Ce couplet ne parle pas encore des démons. Il construit le monde dans lequel ils prospèrent, un monde où les repères moraux sont faux et où l’énergie vitale s’est tarie.
Traduction du refrain Demons : « c’est là que se cachent mes démons »
Le refrain concentre le message central. « When you feel my heat, look into my eyes » est une invitation paradoxale. Le narrateur demande à l’autre de regarder au fond de ses yeux, précisément là où se terre ce qu’il voudrait cacher. « It’s where my demons hide » revient quatre fois, martelé comme un avertissement.
« Don’t get too close, it’s dark inside » ajoute une mise en garde explicite. La proximité affective est présentée comme un risque. Le narrateur ne repousse pas l’autre par indifférence, mais par peur de contaminer. Cette tension entre le désir de connexion et la crainte de faire du mal structure toute la chanson.
- Le mot « hide » (cacher) apparaît aussi bien dans les couplets que dans le refrain, ce qui en fait le verbe central du texte, plus que « demons » lui-même.
- « Kingdom come » détourne une formule du Notre Père pour évoquer l’emprise des pulsions négatives sur le narrateur.
- « Greed » (cupidité) est le seul défaut nommé explicitement dans toute la chanson, ce qui lui donne un poids particulier.
Deuxième couplet et pont : la mascarade et la condamnation
« At the curtain’s call » ouvre le second couplet par une métaphore théâtrale. Le rideau tombe, le spectacle est fini, et les pécheurs sortent de l’ombre (« all the sinners crawl »). Le narrateur passe d’un registre intime à un registre collectif : ce ne sont plus seulement ses démons, c’est une condition partagée.
« They dug your grave and the masquerade will come calling out at the mess you’ve made » est l’une des phrases les plus dures du texte. La traduction littérale (« ils ont creusé ta tombe et la mascarade viendra crier à la pagaille que tu as faite ») perd une nuance : la mascarade désigne le jeu social qui finit par exposer vos failles. Le narrateur prévient que la façade ne tient pas éternellement.
« I don’t want to let you down, but I am hell-bound » concentre toute la tension du morceau en une seule ligne. « Hell-bound » (condamné à l’enfer) n’est pas une posture dramatique gratuite. C’est l’aveu d’un personnage convaincu que sa nature le destine à détruire ce qu’il touche.

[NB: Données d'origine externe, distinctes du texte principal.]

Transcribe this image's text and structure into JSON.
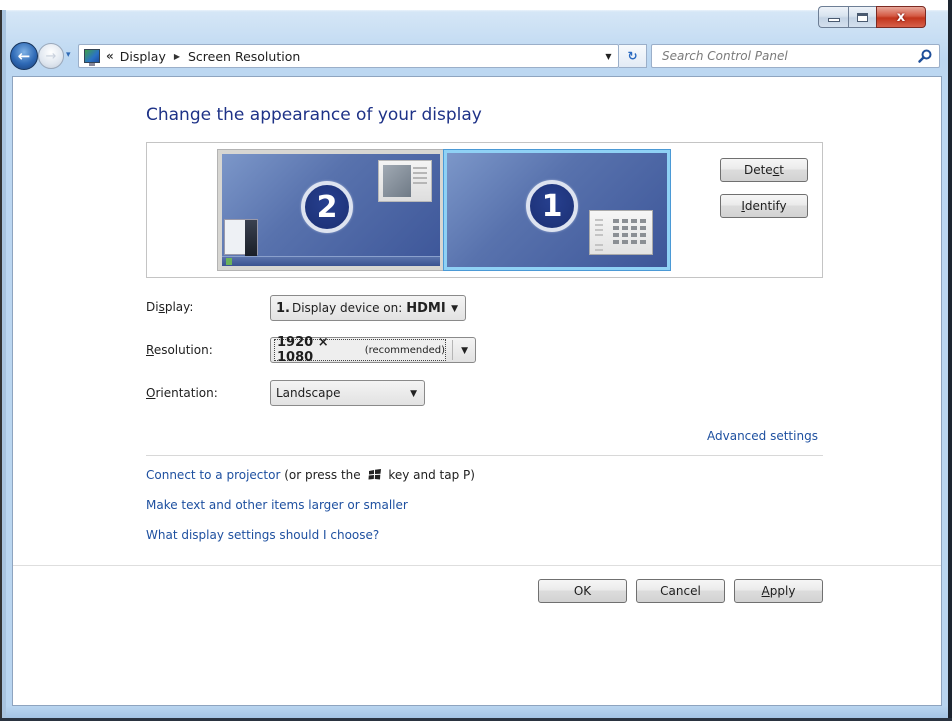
{
  "window": {
    "caption_buttons": {
      "minimize": "minimize",
      "maximize": "maximize",
      "close": "x"
    }
  },
  "nav": {
    "back_icon": "←",
    "forward_icon": "→",
    "recent_icon": "▾",
    "overflow": "«",
    "breadcrumbs": [
      {
        "label": "Display"
      },
      {
        "label": "Screen Resolution"
      }
    ],
    "breadcrumb_separator": "▶",
    "dropdown_arrow": "▼",
    "refresh_icon": "↻",
    "search_placeholder": "Search Control Panel"
  },
  "main": {
    "title": "Change the appearance of your display",
    "monitors": [
      {
        "number": "2",
        "selected": false
      },
      {
        "number": "1",
        "selected": true
      }
    ],
    "detect_button": {
      "pre": "Dete",
      "accel": "c",
      "post": "t"
    },
    "identify_button": {
      "pre": "",
      "accel": "I",
      "post": "dentify"
    },
    "fields": {
      "display": {
        "label_pre": "Di",
        "label_accel": "s",
        "label_post": "play:",
        "value_num": "1.",
        "value_text": "Display device on:",
        "value_port": "HDMI"
      },
      "resolution": {
        "label_pre": "",
        "label_accel": "R",
        "label_post": "esolution:",
        "value_bold": "1920 × 1080",
        "value_note": "(recommended)"
      },
      "orientation": {
        "label_pre": "",
        "label_accel": "O",
        "label_post": "rientation:",
        "value": "Landscape"
      }
    },
    "advanced_link": "Advanced settings",
    "links": {
      "projector_link": "Connect to a projector",
      "projector_hint_pre": "(or press the",
      "projector_hint_post": "key and tap P)",
      "text_size_link": "Make text and other items larger or smaller",
      "help_link": "What display settings should I choose?"
    },
    "buttons": {
      "ok": "OK",
      "cancel": "Cancel",
      "apply_accel": "A",
      "apply_rest": "pply"
    },
    "select_arrow": "▼"
  }
}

Pourquoi la traduction littérale de Demons rate le sens
Les sites de paroles traduisent généralement le texte vers après vers, sans distinguer la métaphore psychologique du sens religieux littéral. « No matter what we breed, we still are made of greed » devient « peu importe ce que nous engendrons, nous sommes toujours faits de cupidité ». La traduction est correcte grammaticalement, mais elle aplatit le propos.

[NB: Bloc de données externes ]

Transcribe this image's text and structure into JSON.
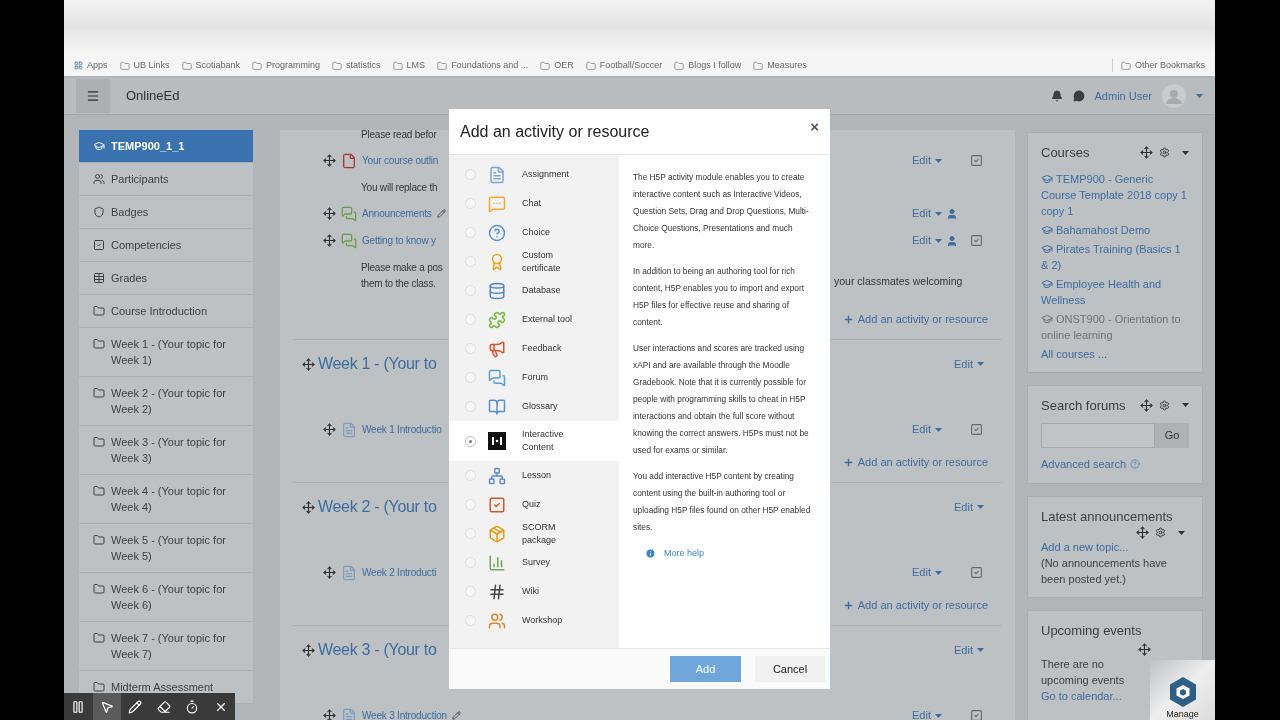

« Breed » ne parle pas de reproduction biologique. Le verbe renvoie à ce que nous produisons, créons, faisons naître dans nos vies. Même nos meilleures intentions restent teintées de cupidité. C’est une réflexion sur l’impossibilité d’échapper à ses propres défauts, pas un constat cynique sur l’humanité en général.
La fonction de cette chanson dépasse la simple écoute. Des retours d’auditeurs documentés sur les pratiques d’écoute montrent un usage cathartique : certains écoutent Demons pour mettre des mots sur une honte qu’ils n’arrivent pas à formuler autrement. Le texte fonctionne comme un miroir, pas comme un récit.
Comprendre chaque phrase de Demons en français suppose d’accepter que la traduction mot à mot ne transporte qu’une partie du sens. Les images bibliques, le vocabulaire du poker, la métaphore théâtrale et le registre de la confession forment un système. Retirer une couche, c’est perdre la tension entre le désir de protéger l’autre et la certitude de finir par lui nuire, la ligne sur laquelle tient toute la chanson.